Entretanto, perguntado sobre haver um movimento do DEM de se descolar do governo a caminho das eleições de 2018, ele relativiza a aliança. "Nada tem a ver o DEM no governo, em defesa das reformas que são fundamentais, e o ano eleitoral de 2018", diz.

Calendário

Manter uma boa relação com o presidente da Câmara dos Deputados é vital para qualquer chefe do Executivo. Entre outras coisas, cabe a ele aceitar (ou arquivar) os pedidos de impeachment contra o presidente da República. Além disso, é o chefe da Casa que escolhe quais projetos de lei serão votados - algo fundamental para quem pretende governar o país.

Para o mercado financeiro e a elite econômica, o resultado mais preocupante da disputa entre Temer e Maia é o possível atraso na votação da Reforma da Previdência.
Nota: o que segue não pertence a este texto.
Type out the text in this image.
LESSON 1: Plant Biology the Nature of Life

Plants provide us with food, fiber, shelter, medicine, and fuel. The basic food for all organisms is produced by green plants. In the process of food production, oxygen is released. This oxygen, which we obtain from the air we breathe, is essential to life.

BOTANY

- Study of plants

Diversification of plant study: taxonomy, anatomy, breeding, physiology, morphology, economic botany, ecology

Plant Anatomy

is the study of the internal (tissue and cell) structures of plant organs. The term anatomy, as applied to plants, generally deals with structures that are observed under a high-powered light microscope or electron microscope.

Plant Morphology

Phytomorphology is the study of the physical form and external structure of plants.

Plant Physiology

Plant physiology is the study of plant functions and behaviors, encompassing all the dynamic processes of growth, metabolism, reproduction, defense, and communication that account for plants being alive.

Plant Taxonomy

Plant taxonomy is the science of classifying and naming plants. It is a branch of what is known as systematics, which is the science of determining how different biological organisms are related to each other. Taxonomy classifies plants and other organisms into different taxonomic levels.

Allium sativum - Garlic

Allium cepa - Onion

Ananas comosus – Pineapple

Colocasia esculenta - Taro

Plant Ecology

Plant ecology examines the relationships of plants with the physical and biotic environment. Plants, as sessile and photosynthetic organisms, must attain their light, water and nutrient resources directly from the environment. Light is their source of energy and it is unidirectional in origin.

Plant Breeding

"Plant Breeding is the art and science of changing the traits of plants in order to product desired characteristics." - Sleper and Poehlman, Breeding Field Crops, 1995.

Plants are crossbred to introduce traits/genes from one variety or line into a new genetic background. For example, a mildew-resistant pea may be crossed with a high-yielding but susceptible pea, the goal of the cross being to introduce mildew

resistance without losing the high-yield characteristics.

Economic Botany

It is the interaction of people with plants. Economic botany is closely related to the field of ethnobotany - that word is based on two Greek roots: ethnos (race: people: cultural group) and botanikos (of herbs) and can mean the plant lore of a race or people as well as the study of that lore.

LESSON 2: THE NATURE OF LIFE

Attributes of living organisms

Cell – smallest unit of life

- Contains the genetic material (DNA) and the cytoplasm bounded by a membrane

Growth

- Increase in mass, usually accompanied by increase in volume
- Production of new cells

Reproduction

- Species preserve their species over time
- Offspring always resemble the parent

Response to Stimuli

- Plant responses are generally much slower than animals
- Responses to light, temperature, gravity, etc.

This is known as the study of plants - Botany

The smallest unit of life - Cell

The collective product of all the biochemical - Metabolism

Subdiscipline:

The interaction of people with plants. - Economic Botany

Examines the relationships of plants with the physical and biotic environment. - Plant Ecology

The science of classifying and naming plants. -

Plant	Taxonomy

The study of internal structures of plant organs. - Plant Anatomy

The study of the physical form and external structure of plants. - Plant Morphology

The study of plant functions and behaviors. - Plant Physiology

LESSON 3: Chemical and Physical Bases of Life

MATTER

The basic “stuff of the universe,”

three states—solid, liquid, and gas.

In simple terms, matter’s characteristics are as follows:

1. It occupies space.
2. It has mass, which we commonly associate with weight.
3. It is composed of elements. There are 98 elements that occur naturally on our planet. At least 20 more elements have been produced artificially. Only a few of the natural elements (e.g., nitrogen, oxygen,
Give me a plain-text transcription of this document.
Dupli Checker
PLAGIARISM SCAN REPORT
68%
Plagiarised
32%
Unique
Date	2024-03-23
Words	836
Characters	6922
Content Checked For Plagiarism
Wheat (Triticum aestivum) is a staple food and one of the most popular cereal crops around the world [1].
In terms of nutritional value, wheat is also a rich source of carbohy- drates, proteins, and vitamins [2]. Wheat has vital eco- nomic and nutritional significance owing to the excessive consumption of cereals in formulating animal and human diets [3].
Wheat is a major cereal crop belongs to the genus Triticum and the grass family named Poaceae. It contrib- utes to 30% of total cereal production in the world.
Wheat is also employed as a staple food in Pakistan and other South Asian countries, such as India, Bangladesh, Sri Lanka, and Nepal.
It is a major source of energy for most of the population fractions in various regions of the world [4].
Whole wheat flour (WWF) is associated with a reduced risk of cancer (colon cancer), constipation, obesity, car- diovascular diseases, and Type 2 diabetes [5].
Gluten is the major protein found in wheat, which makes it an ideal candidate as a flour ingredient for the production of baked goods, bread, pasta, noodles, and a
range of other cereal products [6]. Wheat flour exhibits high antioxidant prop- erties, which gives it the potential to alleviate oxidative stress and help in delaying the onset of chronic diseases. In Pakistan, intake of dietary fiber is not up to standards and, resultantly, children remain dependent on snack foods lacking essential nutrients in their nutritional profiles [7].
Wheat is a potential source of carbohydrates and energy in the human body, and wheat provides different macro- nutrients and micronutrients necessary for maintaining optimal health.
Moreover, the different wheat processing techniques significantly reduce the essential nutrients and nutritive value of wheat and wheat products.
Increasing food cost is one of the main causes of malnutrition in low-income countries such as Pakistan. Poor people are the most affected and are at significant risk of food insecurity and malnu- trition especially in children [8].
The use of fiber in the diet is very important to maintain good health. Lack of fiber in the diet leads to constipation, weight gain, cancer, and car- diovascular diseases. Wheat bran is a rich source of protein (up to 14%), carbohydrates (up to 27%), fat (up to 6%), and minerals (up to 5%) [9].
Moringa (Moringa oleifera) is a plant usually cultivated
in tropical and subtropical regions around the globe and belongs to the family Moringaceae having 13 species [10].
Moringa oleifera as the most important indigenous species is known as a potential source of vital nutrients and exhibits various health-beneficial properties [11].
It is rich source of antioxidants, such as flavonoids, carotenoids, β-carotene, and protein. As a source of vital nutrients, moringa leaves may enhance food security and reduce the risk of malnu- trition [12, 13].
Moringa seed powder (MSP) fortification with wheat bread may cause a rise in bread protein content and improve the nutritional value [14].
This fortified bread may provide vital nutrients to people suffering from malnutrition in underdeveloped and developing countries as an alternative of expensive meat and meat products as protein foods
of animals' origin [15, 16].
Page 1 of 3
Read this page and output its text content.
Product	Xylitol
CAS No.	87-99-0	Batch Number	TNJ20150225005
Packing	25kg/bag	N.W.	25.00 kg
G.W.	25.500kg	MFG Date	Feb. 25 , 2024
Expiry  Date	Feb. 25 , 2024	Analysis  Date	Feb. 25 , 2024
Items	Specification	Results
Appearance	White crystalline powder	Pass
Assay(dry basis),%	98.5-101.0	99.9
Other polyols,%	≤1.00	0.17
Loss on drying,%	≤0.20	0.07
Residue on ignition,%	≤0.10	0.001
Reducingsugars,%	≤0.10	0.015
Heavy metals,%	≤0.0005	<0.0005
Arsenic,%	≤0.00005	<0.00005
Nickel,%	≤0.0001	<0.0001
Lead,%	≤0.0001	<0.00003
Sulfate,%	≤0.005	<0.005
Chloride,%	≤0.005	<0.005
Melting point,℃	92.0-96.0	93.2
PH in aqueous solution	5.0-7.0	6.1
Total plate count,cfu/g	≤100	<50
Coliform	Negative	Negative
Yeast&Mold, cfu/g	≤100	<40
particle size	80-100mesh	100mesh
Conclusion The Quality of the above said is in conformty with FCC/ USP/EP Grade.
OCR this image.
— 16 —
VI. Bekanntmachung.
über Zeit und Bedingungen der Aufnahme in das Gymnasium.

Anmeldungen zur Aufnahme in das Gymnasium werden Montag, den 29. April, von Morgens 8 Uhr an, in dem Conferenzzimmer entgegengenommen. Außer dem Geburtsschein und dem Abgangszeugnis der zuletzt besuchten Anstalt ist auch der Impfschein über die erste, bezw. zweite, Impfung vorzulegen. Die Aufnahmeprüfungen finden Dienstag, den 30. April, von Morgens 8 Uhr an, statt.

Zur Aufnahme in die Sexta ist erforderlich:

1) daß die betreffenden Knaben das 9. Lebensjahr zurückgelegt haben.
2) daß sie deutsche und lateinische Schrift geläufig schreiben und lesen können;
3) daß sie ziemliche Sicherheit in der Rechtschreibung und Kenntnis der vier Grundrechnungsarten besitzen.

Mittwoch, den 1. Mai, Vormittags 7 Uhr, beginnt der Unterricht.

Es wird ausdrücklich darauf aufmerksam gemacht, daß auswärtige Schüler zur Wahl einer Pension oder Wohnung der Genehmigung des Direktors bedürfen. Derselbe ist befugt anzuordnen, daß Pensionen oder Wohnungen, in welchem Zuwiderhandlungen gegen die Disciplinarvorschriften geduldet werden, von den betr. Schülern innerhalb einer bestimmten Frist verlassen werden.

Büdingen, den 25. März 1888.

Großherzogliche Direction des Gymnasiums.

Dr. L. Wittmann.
O Planalto pretende levar o tema a votação até o final do ano, logo depois que a Casa concluir a análise da segunda denúncia contra o presidente. Sem a colaboração do comando da Casa, porém, a mudança se torna totalmente inviável.

"O que mais tem nos preocupado é o potencial de alastramento da crise ente Maia e Temer. Pode ser muito ruim para o calendário de votação (da reforma previdenciária). Isso coloca mais pressão na avaliação das agências de risco", diz o analista político da XP Investimentos, Richard Back.

Até o fim do ano, agências de classificação de risco devem voltar a avaliar a situação do Brasil, explica Back. Sem um horizonte para a Reforma da Previdência, uma piora na nota do país é certa, diz ele.

Ganho de imagem

Os Democratas têm em Rodrigo Maia um dos seus principais expoentes, embora ainda não esteja claro a qual cargo ele poderá se lançar em 2018. Tanto correligionários quanto oposicionistas avaliam que um afastamento de Michel Temer pode ser benéfico para a imagem pública do político carioca.

"Se o Michel Temer perde credibilidade, ele também perde", diz o deputado federal Miro Teixeira (Rede-RJ). "Quanto mais ele se aproxima do Michel Temer, mais ele afunda."

Para Teixeira, a indisposição gerada pelos vídeos de Lúcio Funaro foi um fato concreto, mas na prática não muda nada. Mesmo que o DEM decida lançar uma candidatura própria à Presidência da República, argumenta, a coligação com o PMDB será importante para ambos os partidos nas candidaturas para as 27 unidades da federação.

"Não estamos diante de um ponto de inflexão que determinará uma mudança de curso", considera. "Eles procuram chamar atenção para uma divergência para ocultar a convergência."